Perovskite solar cells (PSCs) are currently the most exciting solar photovoltaic technologies for future deployment. A conventional PSC device structure typically employs a titanium dioxide (TiO₂) electron transport layer. However, the low electrical conductivity of TiO₂ is an obstacle to PSC efficiency enhancement. In this paper, we report on the conductivity enhancement of TiO₂ by tantalum (Ta) doping and its effect on improving the device performance. In contrast to commonly used mesoporous TiO₂, our work used a planar PSC device structure based on a compact TiO₂ layer with the device structure being: FTO/compact-TiO₂/CH₃NH₃PbI₃/P3HT/Ag. Photovoltaic measurements show that Ta doping of compact TiO₂ results in an improvement in the fill factor (FF) of the devices due to a decrease in the series resistance (R_s), attributed to improved charge transport and an increase in the shunt resistance (R_sh), due to reduced leakage paths.
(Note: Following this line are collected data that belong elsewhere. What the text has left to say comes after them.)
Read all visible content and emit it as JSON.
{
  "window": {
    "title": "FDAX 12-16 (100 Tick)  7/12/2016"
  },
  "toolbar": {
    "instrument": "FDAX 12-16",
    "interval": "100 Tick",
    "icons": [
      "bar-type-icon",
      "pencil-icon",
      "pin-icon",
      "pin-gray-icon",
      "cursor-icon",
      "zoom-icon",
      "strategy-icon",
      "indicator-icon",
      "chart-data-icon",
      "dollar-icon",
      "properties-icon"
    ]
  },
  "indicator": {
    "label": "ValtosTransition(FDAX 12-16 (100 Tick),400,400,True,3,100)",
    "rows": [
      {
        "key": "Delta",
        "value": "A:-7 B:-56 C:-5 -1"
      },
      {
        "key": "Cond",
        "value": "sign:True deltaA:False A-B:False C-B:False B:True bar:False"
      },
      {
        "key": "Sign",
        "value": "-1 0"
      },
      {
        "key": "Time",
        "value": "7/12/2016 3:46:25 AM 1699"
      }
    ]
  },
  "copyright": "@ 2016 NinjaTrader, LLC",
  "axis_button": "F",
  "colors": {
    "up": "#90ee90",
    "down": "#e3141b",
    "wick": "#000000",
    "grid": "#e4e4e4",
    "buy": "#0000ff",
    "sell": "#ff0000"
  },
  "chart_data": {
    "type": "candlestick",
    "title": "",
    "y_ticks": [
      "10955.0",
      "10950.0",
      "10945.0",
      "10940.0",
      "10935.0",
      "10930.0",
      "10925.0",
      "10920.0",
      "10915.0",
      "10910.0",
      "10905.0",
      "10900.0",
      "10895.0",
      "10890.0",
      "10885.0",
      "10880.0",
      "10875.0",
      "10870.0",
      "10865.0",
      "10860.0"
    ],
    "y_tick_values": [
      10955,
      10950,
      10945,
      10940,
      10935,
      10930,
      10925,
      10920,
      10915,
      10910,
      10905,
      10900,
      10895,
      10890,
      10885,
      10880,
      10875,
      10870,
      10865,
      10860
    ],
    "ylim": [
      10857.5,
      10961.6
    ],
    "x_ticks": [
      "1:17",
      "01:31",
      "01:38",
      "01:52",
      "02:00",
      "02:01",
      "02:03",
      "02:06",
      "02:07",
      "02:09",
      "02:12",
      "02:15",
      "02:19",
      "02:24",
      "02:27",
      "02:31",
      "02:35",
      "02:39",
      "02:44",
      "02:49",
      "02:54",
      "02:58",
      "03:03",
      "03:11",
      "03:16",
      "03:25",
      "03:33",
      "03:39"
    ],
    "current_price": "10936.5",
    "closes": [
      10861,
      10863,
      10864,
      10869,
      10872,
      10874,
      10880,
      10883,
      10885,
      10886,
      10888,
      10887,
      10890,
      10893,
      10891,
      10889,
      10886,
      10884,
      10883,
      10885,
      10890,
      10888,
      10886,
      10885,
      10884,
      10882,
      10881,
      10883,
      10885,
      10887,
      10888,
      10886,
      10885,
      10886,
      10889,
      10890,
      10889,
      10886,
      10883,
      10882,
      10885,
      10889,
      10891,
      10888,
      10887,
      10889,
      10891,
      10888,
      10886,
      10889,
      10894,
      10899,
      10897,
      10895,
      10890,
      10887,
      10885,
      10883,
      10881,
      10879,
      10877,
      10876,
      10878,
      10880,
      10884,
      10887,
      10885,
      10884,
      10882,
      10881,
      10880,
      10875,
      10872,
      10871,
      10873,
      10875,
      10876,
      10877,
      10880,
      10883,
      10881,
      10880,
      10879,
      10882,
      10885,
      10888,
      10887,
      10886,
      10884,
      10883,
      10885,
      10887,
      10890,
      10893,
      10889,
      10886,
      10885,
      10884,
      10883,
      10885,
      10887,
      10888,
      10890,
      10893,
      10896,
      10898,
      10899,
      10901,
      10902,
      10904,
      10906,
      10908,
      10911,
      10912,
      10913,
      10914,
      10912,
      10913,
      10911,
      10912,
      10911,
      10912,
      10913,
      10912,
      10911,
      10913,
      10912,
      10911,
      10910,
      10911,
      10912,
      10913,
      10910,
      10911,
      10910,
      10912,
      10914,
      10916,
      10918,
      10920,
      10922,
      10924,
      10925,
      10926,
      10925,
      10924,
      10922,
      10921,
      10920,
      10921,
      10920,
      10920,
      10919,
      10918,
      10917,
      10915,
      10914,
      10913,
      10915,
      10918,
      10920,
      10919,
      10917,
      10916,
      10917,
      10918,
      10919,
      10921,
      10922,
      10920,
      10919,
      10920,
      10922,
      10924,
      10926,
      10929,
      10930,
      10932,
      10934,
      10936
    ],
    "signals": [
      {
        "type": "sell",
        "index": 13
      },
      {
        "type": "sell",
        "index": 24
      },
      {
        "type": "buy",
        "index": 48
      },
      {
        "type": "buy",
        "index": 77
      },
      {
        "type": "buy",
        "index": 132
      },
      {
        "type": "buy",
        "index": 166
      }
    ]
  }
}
These changes were examined using Kelvin probe force microscopy (KPFM) which indicated that the Fermi level of TiO₂ shifts downward upon Ta doping providing driving force for the electron transfer from the perovskite LUMO to the TiO₂ conduction band resulting in higher current density. Furthermore, impedance spectroscopy analysis of the devices suggests a decrease in the charge transfer resistance with Ta-doping and an increase in R_sh due to the higher recombination resistance of doped films. PSC devices with Ta doping of 3.0% led to a 40% improvement in the overall efficiency as compared to un-doped TiO₂ with the best device showing a power conversion efficiency of ca. 9.94%.